Last night in the War Memorial Opera House, San Francisco Opera (SFO) presented the second performance of its season-opening production of Giacomo Puccini’s Turandot. As was previously announced, this production will be double-cast, with the second cast giving its performances at the conclusion of the fall season. Once again, the striking designs of David Hockney, which he created for SFO in 1993, provided just the right setting for the intense staging by Garnett Bruce and the impassioned conducting of Music Director Nicola Luisotti.
For all of its popularity, Turandot goes against just about all the grain-lines that set expectations. If it is to be called a love story at all, it could well be the most enigmatic one in the opera literature, the strongest competition being Richard Strauss’ Die Frau ohne Schatten (the woman without a shadow), which predates Turandot by about half a decade. One might almost call Turandot pure spectacle (which Frau ohne Schatten decidedly is not), rather than a love story; and it is definitely a far cry from the commedia dell’arte play by Carlo Gozzi that inspired Friedrich Schiller to write his play Turandot, Prinzessin von China, which is usually taken as the source for the libretto that Giuseppe Adami and Renato Simoni prepared for Puccini. Ultimately, one has to fall back on that time-worn (if not forgotten) cliché: “It is what it is.”
Last night’s performance, however, definitely tipped the scales in favor of pure spectacle. If nothing else, this may have been the most unabashedly loud performance I have experienced in the War Memorial Opera House for some time (including past performances of Turandot). This is a bit ironic, since the size of the orchestra for Richard Strauss’ “Elektra,” the other SFO offering at the present time, is 95, while there are only 73 musicians in the orchestra pit for Turandot. Nevertheless, Puccini pulled out as many stops as he could find for the first act of his final opera. Luisotti responded by playing the opening gesture with a loudness of ten and still managed to build up to eleven by the end of the act.

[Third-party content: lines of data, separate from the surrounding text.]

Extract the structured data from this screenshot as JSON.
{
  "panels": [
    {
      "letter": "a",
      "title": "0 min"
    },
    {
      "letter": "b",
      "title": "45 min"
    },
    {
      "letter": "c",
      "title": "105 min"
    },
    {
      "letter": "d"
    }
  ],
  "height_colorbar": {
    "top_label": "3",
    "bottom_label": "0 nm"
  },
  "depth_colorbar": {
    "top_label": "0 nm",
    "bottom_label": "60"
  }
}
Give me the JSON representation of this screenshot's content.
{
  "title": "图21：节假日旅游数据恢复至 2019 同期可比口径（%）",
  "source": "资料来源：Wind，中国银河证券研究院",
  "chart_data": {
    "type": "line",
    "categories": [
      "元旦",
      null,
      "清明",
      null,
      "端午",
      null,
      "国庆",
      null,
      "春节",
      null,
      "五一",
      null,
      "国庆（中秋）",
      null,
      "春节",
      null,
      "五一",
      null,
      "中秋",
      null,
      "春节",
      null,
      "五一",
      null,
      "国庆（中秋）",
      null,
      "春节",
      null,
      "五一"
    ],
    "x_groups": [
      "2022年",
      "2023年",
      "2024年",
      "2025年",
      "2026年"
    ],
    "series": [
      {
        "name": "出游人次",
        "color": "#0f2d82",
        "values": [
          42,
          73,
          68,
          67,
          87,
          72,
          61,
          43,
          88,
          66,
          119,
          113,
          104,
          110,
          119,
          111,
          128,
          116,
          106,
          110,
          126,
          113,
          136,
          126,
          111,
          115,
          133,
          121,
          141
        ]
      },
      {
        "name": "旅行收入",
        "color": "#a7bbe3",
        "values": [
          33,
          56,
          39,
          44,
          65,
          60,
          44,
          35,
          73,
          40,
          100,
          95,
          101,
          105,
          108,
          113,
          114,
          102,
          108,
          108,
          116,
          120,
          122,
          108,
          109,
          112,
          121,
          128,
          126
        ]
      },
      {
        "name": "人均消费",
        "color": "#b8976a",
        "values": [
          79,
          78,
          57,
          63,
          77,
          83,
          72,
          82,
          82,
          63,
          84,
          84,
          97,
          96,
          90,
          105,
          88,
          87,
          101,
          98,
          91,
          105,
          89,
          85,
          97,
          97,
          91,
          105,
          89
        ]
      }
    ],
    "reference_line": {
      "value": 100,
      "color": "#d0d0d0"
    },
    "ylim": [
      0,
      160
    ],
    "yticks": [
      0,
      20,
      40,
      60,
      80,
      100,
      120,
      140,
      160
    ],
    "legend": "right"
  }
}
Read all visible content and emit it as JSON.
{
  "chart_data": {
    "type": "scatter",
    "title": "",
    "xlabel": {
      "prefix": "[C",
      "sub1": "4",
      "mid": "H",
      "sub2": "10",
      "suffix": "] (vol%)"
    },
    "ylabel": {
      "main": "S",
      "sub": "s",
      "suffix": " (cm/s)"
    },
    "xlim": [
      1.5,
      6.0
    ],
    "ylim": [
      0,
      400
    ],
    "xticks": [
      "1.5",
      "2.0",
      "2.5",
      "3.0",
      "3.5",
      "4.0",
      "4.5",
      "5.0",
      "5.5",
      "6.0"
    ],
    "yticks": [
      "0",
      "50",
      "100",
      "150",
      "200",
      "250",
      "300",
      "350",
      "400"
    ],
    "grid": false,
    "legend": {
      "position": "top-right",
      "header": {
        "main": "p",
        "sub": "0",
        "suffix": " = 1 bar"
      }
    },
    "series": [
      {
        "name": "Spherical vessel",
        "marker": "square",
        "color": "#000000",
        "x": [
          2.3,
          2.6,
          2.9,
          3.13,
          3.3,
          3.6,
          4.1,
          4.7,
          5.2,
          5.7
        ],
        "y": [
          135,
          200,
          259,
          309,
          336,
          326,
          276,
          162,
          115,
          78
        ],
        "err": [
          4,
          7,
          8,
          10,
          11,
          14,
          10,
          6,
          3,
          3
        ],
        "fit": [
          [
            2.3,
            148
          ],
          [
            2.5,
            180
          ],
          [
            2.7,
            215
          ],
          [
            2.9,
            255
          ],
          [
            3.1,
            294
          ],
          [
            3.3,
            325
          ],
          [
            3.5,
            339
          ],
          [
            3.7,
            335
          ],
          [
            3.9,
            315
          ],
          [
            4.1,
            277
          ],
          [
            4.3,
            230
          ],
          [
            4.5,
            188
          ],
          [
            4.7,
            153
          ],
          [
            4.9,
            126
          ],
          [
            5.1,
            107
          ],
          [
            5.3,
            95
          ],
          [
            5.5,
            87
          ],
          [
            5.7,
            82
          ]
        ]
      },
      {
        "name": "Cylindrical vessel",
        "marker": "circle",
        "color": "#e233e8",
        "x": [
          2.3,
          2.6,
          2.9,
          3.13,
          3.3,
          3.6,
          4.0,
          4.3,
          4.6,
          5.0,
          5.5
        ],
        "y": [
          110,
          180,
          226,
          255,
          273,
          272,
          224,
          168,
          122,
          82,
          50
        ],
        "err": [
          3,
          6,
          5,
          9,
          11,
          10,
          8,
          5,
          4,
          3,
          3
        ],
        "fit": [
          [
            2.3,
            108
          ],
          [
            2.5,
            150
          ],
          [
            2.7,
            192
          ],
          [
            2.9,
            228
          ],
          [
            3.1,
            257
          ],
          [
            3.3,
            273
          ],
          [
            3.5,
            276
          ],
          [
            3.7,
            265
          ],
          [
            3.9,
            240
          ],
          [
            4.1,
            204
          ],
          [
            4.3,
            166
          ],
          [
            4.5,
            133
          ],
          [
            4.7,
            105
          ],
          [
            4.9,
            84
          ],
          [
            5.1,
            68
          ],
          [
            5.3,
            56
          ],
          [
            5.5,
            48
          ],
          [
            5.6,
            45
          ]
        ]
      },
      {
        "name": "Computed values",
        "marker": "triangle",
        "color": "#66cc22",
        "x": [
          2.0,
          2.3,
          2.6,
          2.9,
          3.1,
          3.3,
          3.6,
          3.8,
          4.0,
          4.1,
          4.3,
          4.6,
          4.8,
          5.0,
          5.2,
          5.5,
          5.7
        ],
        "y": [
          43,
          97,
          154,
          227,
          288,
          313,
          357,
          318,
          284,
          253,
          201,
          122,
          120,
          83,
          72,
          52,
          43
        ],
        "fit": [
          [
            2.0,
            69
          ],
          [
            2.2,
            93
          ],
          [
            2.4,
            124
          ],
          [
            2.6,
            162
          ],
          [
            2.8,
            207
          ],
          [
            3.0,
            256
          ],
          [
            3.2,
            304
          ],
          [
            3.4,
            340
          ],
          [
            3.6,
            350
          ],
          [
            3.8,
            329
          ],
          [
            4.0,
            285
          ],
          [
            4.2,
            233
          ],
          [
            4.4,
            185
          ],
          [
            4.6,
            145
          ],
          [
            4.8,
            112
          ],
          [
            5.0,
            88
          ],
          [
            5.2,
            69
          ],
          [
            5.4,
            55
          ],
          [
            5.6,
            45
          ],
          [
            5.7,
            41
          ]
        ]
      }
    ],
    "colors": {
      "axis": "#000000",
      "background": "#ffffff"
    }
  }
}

Note, however, the use of the adjective “loud,” rather than “noisy.” Under Luisotti’s interpretation, Turandot was no mere tantrum with lots of special effects. One can only describe it as a force of nature, and Luisotti was there to make sure that all of us on audience side experienced all of the impact of that force.
Needless to say, this poses a major challenge to the vocalists on stage. They have to sing accurately, clearly, and expressively through the orchestra’s wall of sound; and, with only a few exceptions, there are few opportunities to regather strength other than during the intermissions. (Ironically, the one extended period that does not demand full-time full strength was not composed by Puccini. It is the duet that Franco Alfano composed, after Puccini’s death, for Timur and Turandot before the final scene of the last act.) For the most part the vocalists rose to these physical challenges in Puccini’s score admirably.
Brian Jagde’s Timur definitely captured the right blend of precision, clarity, and expression. If that made him a bit melodramatic, one could not really expect otherwise from the libretto. Martina Serafin offered up what may well have been the most chilling personification of Turandot I have yet experienced:
photograph by Cory Weaver, courtesy of San Francisco Opera
Like Jagde, she had a voice that could cut through the densest instrumental textures like butter, and her expressiveness well served the complications of Turandot’s character. Adler Fellow Toni Marie Palmertree had two major arias for Liù (in the first and third acts, respectively). The second of those provides the turning point for the entire narrative, and her account was riveting. Finally, in the extended writing for Ping, Pang, and Pong (the only vestiges of commedia dell’arte in the libretto), Joo Won Kang was most solid as Ping; but, for the most part, Julius Ahn (Pang) and Joel Sorensen (Pong) kept up with him, no mean feat considering the hyperactivity of the staging for them.
Four performances remain for this “first round” of Turandot; and any one of them should be taken as a must-see for opera lovers this month.